Isso vai se refletir também nos salários para cargos de diretoria e gerência. A pesquisa do Instituto Locomotiva mostra que homens negros com ensino superior ganham em média R$4.990,00 por mês, já os homens brancos com ensino superior chegam a ganhar 46% a mais, cerca de R$7.286,00
Quando esse estudo faz um recorte acerca das mulheres, as mulheres negras ganham em média R$3.067 e as mulheres brancas ganham R$4.566,00. Portanto, mesmo que pessoas negras tenham a mesma formação profissional, os negros acabam ganhando menos para realizar as mesmas funções.
A partir de todas essas informações, notamos que para uma herança histórica de desigualdade do povo negro, se faz necessário a construção de uma reparação histórica para que possamos então acessar aquela igualdade citada na Constituição. As cotas raciais são parte desse processo.
Raça é prioridade!
O Pacto Global da ONU Brasil está realizando o Movimento Raça é Prioridade. A meta é promover mais de 15 mil pessoas negras (negras, indígenas, quilombolas, ou pertencentes a outro grupo étnico minoritário) em cargos de liderança até 2030, tendo 20 mil pessoas negras capacitadas, com mais de 1.500 empresas comprometidas com essa meta.
Um caso de sucesso
Em 2020, a empresa Magazine Luiza tornou o seu programa de treinee, processo de treinamento de profissionais em início de carreira, exclusivo para pessoas negras. A empresa recebeu muitas críticas, inclusive de estar promovendo um suposto racismo reverso. Um argumento que não se sustenta, pois racismo reverso não existe. Pessoas negras não têm poder estrutural e institucional para excluir pessoas brancas ou oprimi-las. Isso se comprova pelo fato de as pessoas negras não serem maioria nos espaços de poder, decisão e contratação. Espaços esses todos organizados e liderados por pessoas brancas.
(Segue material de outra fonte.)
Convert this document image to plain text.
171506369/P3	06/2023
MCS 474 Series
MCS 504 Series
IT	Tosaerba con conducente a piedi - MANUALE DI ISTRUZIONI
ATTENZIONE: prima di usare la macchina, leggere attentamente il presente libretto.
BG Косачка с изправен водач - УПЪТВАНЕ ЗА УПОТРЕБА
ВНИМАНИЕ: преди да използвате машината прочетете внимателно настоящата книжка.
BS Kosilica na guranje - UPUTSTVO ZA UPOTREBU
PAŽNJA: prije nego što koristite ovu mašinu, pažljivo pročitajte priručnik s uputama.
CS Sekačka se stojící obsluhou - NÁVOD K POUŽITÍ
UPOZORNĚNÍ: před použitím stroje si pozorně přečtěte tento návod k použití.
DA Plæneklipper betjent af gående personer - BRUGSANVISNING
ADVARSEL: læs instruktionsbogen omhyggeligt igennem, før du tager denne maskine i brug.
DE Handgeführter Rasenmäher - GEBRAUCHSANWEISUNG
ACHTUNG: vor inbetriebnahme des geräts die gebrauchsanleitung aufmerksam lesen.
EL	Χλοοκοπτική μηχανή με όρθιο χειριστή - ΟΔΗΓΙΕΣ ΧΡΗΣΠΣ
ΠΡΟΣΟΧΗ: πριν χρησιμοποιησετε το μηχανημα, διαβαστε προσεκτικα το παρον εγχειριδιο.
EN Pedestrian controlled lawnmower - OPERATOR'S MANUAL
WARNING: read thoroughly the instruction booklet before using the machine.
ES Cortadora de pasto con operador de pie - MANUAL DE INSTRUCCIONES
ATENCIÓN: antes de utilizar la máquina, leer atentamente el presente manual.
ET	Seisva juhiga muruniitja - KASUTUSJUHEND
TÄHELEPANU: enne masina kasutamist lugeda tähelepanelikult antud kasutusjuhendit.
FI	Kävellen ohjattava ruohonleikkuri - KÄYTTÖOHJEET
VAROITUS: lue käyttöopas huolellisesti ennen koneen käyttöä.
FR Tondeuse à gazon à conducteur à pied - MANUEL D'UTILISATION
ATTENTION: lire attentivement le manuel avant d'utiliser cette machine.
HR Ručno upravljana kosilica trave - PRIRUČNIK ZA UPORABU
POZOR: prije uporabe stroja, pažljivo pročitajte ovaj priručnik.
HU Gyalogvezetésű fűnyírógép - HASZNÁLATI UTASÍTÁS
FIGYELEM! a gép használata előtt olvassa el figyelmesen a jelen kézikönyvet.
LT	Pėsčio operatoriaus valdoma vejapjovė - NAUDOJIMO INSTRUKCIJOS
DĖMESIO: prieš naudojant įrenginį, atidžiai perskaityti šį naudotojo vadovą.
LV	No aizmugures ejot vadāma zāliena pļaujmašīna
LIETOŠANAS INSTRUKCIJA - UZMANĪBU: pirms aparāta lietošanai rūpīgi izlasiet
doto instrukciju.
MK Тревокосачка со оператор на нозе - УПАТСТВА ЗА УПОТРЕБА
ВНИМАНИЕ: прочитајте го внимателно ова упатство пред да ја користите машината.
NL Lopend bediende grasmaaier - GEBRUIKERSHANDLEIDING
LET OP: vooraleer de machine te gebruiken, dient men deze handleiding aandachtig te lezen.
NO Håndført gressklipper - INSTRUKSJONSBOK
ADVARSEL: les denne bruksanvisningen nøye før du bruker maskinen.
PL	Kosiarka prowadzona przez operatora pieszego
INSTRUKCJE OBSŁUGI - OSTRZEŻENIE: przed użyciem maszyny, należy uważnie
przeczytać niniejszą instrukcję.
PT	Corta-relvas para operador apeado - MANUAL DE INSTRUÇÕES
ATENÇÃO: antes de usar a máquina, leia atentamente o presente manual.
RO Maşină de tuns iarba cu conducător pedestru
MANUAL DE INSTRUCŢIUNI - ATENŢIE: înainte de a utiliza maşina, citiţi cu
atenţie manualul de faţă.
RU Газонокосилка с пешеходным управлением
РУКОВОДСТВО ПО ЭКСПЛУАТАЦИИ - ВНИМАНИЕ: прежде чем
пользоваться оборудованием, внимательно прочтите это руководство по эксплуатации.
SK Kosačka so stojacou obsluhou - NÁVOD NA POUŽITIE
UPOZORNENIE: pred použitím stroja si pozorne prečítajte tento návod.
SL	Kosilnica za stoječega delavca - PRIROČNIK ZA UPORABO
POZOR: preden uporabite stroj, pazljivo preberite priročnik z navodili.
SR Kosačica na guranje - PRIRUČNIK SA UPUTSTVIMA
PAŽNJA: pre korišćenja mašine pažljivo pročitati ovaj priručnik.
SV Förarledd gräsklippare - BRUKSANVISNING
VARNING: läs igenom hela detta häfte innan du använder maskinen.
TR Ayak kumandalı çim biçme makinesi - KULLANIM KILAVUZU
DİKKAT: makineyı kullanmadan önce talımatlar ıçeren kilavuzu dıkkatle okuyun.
O programa de trainee só para negros do Magazine Luiza vem sendo feito todos os anos desde então e oferece um salário de R$6.800,00 para os selecionados. Além de não exigir experiências profissionais anteriores ou fluência em inglês.
A empresa não fere o artigo 5º da Constituição Federal sobre igualdade, muito pelo contrário, ela ajuda a garantir igualdade, a fim de que todas as pessoas possam ter maior possibilidade de partir do mesmo lugar e ter as mesmas condições e oportunidades para alcançar e realizar os seus projetos de vida.
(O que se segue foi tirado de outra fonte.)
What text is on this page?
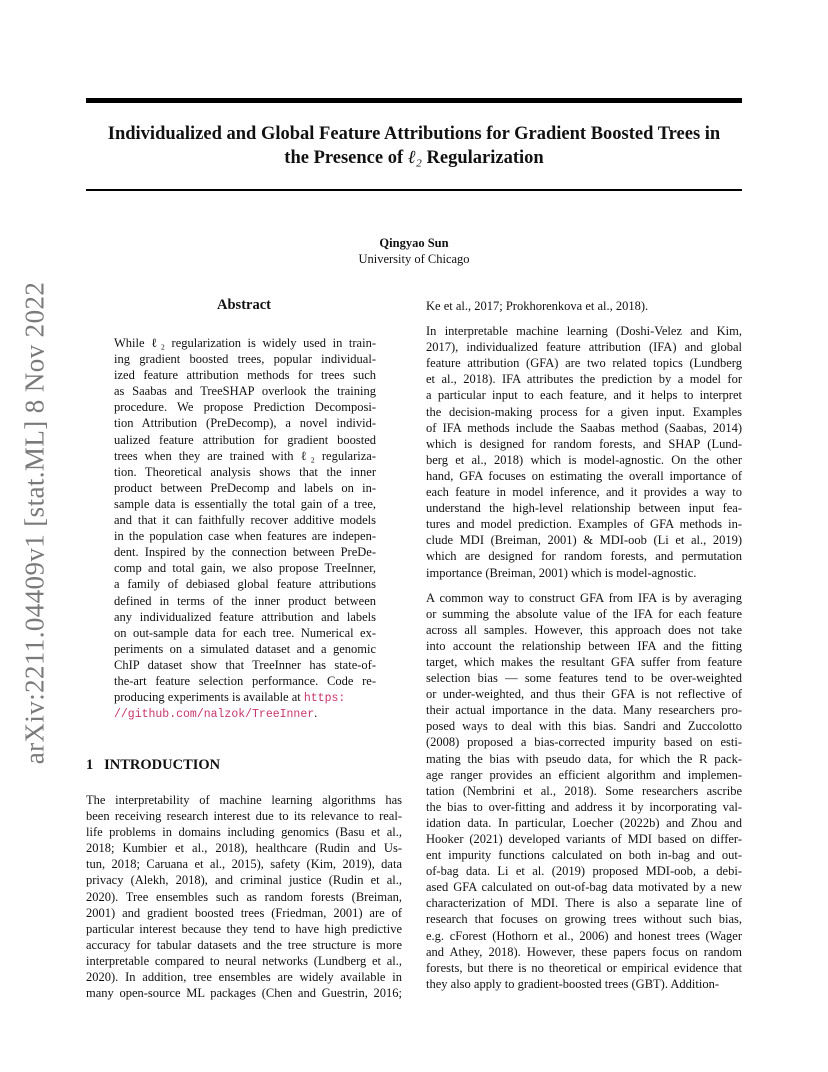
Individualized and Global Feature Attributions for Gradient Boosted Trees in
the Presence of ℓ₂ Regularization
Qingyao Sun
University of Chicago
arXiv:2211.04409v1 [stat.ML] 8 Nov 2022	Abstract
While ℓ₂ regularization is widely used in train-
ing gradient boosted trees, popular individual-
ized feature attribution methods for trees such
as Saabas and TreeSHAP overlook the training
procedure. We propose Prediction Decomposi-
tion Attribution (PreDecomp), a novel individ-
ualized feature attribution for gradient boosted
trees when they are trained with ℓ₂ regulariza-
tion. Theoretical analysis shows that the inner
product between PreDecomp and labels on in-
sample data is essentially the total gain of a tree,
and that it can faithfully recover additive models
in the population case when features are indepen-
dent. Inspired by the connection between PreDe-
comp and total gain, we also propose TreeInner,
a family of debiased global feature attributions
defined in terms of the inner product between
any individualized feature attribution and labels
on out-sample data for each tree. Numerical ex-
periments on a simulated dataset and a genomic
ChIP dataset show that TreeInner has state-of-
the-art feature selection performance. Code re-
producing experiments is available at https:
//github.com/nalzok/TreeInner.
1 INTRODUCTION
The interpretability of machine learning algorithms has
been receiving research interest due to its relevance to real-
life problems in domains including genomics (Basu et al.,
2018; Kumbier et al., 2018), healthcare (Rudin and Us-
tun, 2018; Caruana et al., 2015), safety (Kim, 2019), data
privacy (Alekh, 2018), and criminal justice (Rudin et al.,
2020). Tree ensembles such as random forests (Breiman,
2001) and gradient boosted trees (Friedman, 2001) are of
particular interest because they tend to have high predictive
accuracy for tabular datasets and the tree structure is more
interpretable compared to neural networks (Lundberg et al.,
2020). In addition, tree ensembles are widely available in
many open-source ML packages (Chen and Guestrin, 2016;
Ke et al., 2017; Prokhorenkova et al., 2018).
In interpretable machine learning (Doshi-Velez and Kim,
2017), individualized feature attribution (IFA) and global
feature attribution (GFA) are two related topics (Lundberg
et al., 2018). IFA attributes the prediction by a model for
a particular input to each feature, and it helps to interpret
the decision-making process for a given input. Examples
of IFA methods include the Saabas method (Saabas, 2014)
which is designed for random forests, and SHAP (Lund-
berg et al., 2018) which is model-agnostic. On the other
hand, GFA focuses on estimating the overall importance of
each feature in model inference, and it provides a way to
understand the high-level relationship between input fea-
tures and model prediction. Examples of GFA methods in-
clude MDI (Breiman, 2001) & MDI-oob (Li et al., 2019)
which are designed for random forests, and permutation
importance (Breiman, 2001) which is model-agnostic.
A common way to construct GFA from IFA is by averaging
or summing the absolute value of the IFA for each feature
across all samples. However, this approach does not take
into account the relationship between IFA and the fitting
target, which makes the resultant GFA suffer from feature
selection bias — some features tend to be over-weighted
or under-weighted, and thus their GFA is not reflective of
their actual importance in the data. Many researchers pro-
posed ways to deal with this bias. Sandri and Zuccolotto
(2008) proposed a bias-corrected impurity based on esti-
mating the bias with pseudo data, for which the R pack-
age ranger provides an efficient algorithm and implemen-
tation (Nembrini et al., 2018). Some researchers ascribe
the bias to over-fitting and address it by incorporating val-
idation data. In particular, Loecher (2022b) and Zhou and
Hooker (2021) developed variants of MDI based on differ-
ent impurity functions calculated on both in-bag and out-
of-bag data. Li et al. (2019) proposed MDI-oob, a debi-
ased GFA calculated on out-of-bag data motivated by a new
characterization of MDI. There is also a separate line of
research that focuses on growing trees without such bias,
e.g. cForest (Hothorn et al., 2006) and honest trees (Wager
and Athey, 2018). However, these papers focus on random
forests, but there is no theoretical or empirical evidence that
they also apply to gradient-boosted trees (GBT). Addition-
Isso é reparação histórica e promoção de igualdade.
Que possamos apoiar essas ações em espaços nos quais estamos inseridos.
“Eu não sou racista, qual é meu papel nessa conversa?”
Podemos fazer um exercício inicial de reflexão juntos:
- Qual é a posição das pessoas negras nos lugares em que eu frequento para diversão? Elas estão todas trabalhando ou estão frequentando estes espaços?
- Quantas pessoas negras têm no meu trabalho? Elas estão em posição de liderança?
- Dentre os meus artistas favoritos, quantos são negros?
Um segundo passo:
- Se eu presencio uma situação de racismo, o que eu faço? Me calo ou intervenho?
- Se uma pessoa negra aponta que estou tendo uma atitude racista, como eu reajo? Tento me justificar ou reflito sobre esta situação?
A partir dessa reflexão, dois livros podem nos ajudar muito nessa jornada antirracista:
– Pequeno Manual Antirracista da Djamila Ribeiro
– Racismo Estrutural do Silvio de Almeida
Enquanto pessoas brancas precisamos nos repensar e nos revisar constantemente. Isso começa por essas observações cotidianas sobre mim mesmo, as minhas relações, afetos, como o mundo está distribuído à minha volta, e como percebo e reajo diante da desigualdade racial. Mas principalmente, como me alio nas propostas de reparação dessa sociedade historicamente tão desigual na qual vivemos. Não é sobre culpa, é sobre responsabilidade e ação concreta.